I just noticed there are some assumptions in python around the main thread and signals:

Python signal handlers are always executed in the main Python thread of the main interpreter, even if the signal was received in another thread. This means that signals can’t be used as a means of inter-thread communication. You can use the synchronization primitives from the threading module instead.

Besides, only the main thread of the main interpreter is allowed to set a new signal handler.

I was thinking that the main thread would be routing shell channel messages to subshell threads, one of which would be started by default, but it sounds like instead the main thread should be executing user code, and a separate thread should be routing shell channel messages, so that user code that sets signal handlers still works.

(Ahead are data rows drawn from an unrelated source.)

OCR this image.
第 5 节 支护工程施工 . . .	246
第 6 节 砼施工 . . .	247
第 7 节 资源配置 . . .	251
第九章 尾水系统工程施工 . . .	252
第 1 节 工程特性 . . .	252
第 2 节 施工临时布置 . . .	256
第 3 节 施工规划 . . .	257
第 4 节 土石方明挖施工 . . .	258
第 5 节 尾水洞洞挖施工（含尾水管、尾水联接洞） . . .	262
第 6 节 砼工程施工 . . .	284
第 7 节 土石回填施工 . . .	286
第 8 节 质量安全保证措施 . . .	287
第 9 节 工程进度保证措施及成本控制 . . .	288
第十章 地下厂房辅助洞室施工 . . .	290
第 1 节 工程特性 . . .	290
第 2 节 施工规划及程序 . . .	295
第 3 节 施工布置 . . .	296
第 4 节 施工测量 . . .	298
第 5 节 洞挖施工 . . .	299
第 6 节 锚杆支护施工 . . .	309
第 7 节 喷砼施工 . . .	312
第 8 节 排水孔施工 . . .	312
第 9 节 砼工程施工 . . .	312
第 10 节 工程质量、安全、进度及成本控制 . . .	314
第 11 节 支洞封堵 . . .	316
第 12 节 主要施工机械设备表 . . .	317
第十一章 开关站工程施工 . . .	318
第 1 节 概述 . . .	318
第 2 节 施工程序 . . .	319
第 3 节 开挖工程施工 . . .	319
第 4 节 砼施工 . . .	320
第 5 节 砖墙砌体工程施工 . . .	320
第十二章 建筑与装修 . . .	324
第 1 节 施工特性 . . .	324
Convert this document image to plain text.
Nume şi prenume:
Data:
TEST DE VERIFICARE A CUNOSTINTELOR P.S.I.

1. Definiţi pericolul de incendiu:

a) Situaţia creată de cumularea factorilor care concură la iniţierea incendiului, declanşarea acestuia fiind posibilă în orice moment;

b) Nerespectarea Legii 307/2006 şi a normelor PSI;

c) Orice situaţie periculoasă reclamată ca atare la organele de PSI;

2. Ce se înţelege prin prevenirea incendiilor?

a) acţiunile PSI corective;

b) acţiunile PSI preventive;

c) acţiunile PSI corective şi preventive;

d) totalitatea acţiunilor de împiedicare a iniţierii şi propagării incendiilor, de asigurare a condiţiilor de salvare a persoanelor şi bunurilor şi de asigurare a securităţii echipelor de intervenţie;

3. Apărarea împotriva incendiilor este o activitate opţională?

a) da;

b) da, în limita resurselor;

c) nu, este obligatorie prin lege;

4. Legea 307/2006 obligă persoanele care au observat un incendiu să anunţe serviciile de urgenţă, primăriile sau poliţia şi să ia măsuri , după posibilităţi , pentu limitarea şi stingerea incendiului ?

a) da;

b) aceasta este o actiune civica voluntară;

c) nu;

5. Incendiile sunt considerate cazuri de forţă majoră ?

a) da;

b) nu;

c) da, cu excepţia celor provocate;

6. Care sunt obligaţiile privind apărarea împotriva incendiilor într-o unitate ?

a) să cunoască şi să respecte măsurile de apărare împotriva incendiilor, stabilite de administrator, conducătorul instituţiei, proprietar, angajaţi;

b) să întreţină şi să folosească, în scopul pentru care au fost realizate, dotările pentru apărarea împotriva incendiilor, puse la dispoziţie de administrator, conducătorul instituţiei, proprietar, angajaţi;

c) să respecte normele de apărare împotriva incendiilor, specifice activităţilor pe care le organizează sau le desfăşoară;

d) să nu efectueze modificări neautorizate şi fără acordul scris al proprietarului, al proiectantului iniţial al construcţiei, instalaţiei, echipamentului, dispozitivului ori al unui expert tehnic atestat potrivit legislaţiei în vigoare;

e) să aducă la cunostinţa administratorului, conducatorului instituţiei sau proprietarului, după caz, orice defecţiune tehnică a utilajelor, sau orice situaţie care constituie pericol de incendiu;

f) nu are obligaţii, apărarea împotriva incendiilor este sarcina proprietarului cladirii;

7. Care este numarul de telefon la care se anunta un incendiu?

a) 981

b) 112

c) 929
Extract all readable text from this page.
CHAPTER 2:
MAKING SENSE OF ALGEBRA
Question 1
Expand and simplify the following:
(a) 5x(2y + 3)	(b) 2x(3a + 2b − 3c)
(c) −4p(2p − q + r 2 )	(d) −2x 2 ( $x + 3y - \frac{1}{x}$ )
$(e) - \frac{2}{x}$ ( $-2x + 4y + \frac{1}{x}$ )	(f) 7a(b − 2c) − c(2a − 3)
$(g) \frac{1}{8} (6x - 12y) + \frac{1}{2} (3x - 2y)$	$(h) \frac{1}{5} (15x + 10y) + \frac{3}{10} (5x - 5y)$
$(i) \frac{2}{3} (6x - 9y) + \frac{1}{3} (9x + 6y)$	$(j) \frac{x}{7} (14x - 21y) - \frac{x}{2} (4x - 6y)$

I think this also has implications about interrupting subshells, which currently uses sigint to trigger a KeyboardInterrupt exception.

[jasongrout-db]

Also, I mentioned recently in our kernels dev meeting that we've been dealing with some issues in the ipython post_execute hooks executing on the control thread. I think we'll need to clarify how those execution hooks (pre_execute, post_execute, pre/post_run_cell, etc.) behave for subshells. I bet there are a lot of ipython execute hook callbacks out there that currently assume single-threaded execution (like the matplotlib display hooks I mentioned in last week's meeting).

[ianthomas23]

I was thinking that the main thread would be routing shell channel messages to subshell threads, one of which would be started by default, but it sounds like instead the main thread should be executing user code, and a separate thread should be routing shell channel messages, so that user code that sets signal handlers still works.

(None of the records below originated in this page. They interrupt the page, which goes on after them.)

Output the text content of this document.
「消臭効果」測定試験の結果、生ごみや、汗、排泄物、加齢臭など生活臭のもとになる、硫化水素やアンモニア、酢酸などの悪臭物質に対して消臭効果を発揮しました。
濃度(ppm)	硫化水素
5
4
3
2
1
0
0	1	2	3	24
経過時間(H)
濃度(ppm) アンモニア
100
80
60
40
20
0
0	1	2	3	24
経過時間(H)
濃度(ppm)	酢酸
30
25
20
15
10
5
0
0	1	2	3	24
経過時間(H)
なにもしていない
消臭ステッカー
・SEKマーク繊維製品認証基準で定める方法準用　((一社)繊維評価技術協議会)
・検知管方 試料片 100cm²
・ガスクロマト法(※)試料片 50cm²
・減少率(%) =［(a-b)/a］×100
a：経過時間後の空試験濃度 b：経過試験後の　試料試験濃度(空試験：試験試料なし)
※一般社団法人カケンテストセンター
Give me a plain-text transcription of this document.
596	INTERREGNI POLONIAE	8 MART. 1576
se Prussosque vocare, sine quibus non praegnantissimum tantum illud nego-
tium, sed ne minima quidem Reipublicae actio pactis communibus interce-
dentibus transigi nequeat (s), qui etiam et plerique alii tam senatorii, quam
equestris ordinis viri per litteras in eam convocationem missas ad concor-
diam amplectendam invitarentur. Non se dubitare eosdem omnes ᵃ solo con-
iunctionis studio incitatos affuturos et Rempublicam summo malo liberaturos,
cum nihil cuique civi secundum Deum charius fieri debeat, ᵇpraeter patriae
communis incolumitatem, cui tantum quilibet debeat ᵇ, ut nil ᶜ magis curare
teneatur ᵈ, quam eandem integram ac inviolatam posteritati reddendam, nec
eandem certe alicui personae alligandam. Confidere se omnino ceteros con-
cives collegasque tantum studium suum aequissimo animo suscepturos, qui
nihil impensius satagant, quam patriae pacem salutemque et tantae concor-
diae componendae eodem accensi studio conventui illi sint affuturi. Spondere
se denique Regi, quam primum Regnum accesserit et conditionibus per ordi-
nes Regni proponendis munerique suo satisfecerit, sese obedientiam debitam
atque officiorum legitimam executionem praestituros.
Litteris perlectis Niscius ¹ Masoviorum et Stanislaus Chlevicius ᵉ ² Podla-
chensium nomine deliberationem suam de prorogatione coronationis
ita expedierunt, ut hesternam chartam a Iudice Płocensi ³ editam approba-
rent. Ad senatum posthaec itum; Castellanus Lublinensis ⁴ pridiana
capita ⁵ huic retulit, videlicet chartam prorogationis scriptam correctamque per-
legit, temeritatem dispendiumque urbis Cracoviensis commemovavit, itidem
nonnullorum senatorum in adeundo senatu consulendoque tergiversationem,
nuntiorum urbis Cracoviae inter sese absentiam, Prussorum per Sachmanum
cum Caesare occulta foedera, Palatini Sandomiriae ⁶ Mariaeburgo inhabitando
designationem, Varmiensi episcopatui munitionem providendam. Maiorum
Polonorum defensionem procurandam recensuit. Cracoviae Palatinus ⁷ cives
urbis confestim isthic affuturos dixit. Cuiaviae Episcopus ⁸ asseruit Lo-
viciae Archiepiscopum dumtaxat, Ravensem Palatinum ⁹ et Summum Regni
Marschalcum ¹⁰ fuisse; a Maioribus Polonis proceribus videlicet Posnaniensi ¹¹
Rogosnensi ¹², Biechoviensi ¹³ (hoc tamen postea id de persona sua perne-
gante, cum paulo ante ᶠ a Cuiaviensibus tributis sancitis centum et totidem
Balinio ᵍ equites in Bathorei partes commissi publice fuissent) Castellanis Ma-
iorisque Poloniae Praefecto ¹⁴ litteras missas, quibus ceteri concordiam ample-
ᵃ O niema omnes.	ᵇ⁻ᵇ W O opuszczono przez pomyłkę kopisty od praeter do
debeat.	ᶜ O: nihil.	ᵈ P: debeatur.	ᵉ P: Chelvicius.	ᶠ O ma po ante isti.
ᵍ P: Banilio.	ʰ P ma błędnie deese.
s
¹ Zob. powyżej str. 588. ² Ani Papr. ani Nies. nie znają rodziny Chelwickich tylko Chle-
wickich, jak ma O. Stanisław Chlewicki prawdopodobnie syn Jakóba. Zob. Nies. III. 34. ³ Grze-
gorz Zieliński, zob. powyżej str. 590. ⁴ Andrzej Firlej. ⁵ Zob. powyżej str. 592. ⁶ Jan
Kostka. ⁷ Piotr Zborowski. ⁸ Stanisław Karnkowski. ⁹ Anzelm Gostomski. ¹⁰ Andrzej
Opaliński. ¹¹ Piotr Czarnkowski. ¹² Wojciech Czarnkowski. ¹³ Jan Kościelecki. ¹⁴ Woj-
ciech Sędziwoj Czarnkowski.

I agree. I made the same original assumption in the demo code that the main thread would handle shell messages and each subshell (parent or child) would run in a new thread, as that was the easiest way to implement the demo. But as you say the parent subshell needs to run in the main thread (for signal handling, GUI event loop support, etc, etc) so the message handler and each child subshell will be in new threads.

[ianthomas23]

Also, I mentioned recently in our kernels dev meeting that we've been dealing with some issues in the ipython post_execute hooks executing on the control thread. I think we'll need to clarify how those execution hooks (pre_execute, post_execute, pre/post_run_cell, etc.) behave for subshells. I bet there are a lot of ipython execute hook callbacks out there that currently assume single-threaded execution (like the matplotlib display hooks I mentioned in last week's meeting).

For the favoured kernel subshells implementation this is an example of how the subshell_id will necessarily appear in messages and hook callbacks, and clients will have to choose if and/or how to use that information. In the same way that an execute_reply_message will contain a subshell_id, so will the info passed to a post_run_cell hook. If a client needs different behaviour based on the subshell triggering the hook, it will have to to do itself. If I understand post_run_cell hooks there is no such information passed so we cannot add a subshell_id, which may be problematic.

[jasongrout]

If I understand post_run_cell hooks there is no such information passed so we cannot add a subshell_id, which may be problematic.

I think you're right - I think we'd need a different hook to run on non-main subshell executions. We shouldn't change the single-threaded semantics of the existing hooks.

[jasongrout-db]

@ianthomas23 - are the instructions above at #91 (comment) still the most current instructions for trying out subshells?

CC @ryan-wan

[ianthomas23]

@ianthomas23 - are the instructions above at #91 (comment) still the most current instructions for trying out subshells?

Yes. I have not rebased any of the branches since then.